Why Diamond Wire Works for Deep Internal Profiles
It comes down to how force is applied to the workpiece. Abrasive grinding concentrates force at a small tool footprint. Diamond wire distributes force along a flexible cutting element. For brittle material in a deep cavity, that single difference is what separates microcracks from clean profiles.

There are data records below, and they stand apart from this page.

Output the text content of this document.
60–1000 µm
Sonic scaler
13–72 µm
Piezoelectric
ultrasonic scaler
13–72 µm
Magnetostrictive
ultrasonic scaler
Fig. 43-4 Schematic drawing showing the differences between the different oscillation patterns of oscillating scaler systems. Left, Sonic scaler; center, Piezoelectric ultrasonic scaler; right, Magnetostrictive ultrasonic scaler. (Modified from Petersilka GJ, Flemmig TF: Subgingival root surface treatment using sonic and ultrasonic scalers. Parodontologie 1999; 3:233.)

A few other things have to be right:
- Cooling and chip evacuation — proper 冷却と潤滑 keeps the cut zone temperature stable over the full meter, preventing thermal-stress-induced cracking
- ワイヤー張力安定性 — uniform tension across a long cut path is what keeps the hex flats from drifting out of plane
- Controlled feed rate — low feed rate trades cycle time for stability; for brittle materials and deep profiles, that’s the correct trade
This also works for ceramics, advanced optical glass, and single crystals — anywhere force distribution matters more than tool stiffness. Parameter envelopes differ. The underlying mechanics don’t.
産業と用途
Diamond wire cutting for deep internal profiles serves manufacturers in:
- Photonics — PCF, hollow-core fiber, specialty fiber preforms
- Optical fiber production — preform shaping and dimensional control
- 半導体材料 — quartz fixtures and components for wafer processing
- Advanced research — custom geometries for laser systems and beam delivery
If you have a quartz, ceramic, or optical glass workpiece with internal geometry that conventional machining cannot reach cleanly, the same approach applies. For a related case in ceramics with tight dimensional constraints, see our alumina ceramic ring cutting case study.
Can We Do This for Your Application?
If any of these match your application, send us your part drawing:
- Long workpieces (> 500 mm) with internal profiles
- Brittle materials (quartz, advanced ceramics, optical glass) requiring deep internal cuts
- Non-circular internal geometries (hexagonal, square, custom shapes)
- Photonic, semiconductor, or advanced material applications where subsurface damage is a constraint
Send us your workpiece drawing — including material, length, target internal profile, and tolerance requirements — and we will return a process feasibility assessment within 3 business days. Where the geometry is within our envelope, we can typically run a sample piece for verification before committing to production tooling.
VIMFUN continues to support manufacturers in photonics, optical fiber production, semiconductor materials, and other advanced technology industries with high-precision cutting solutions.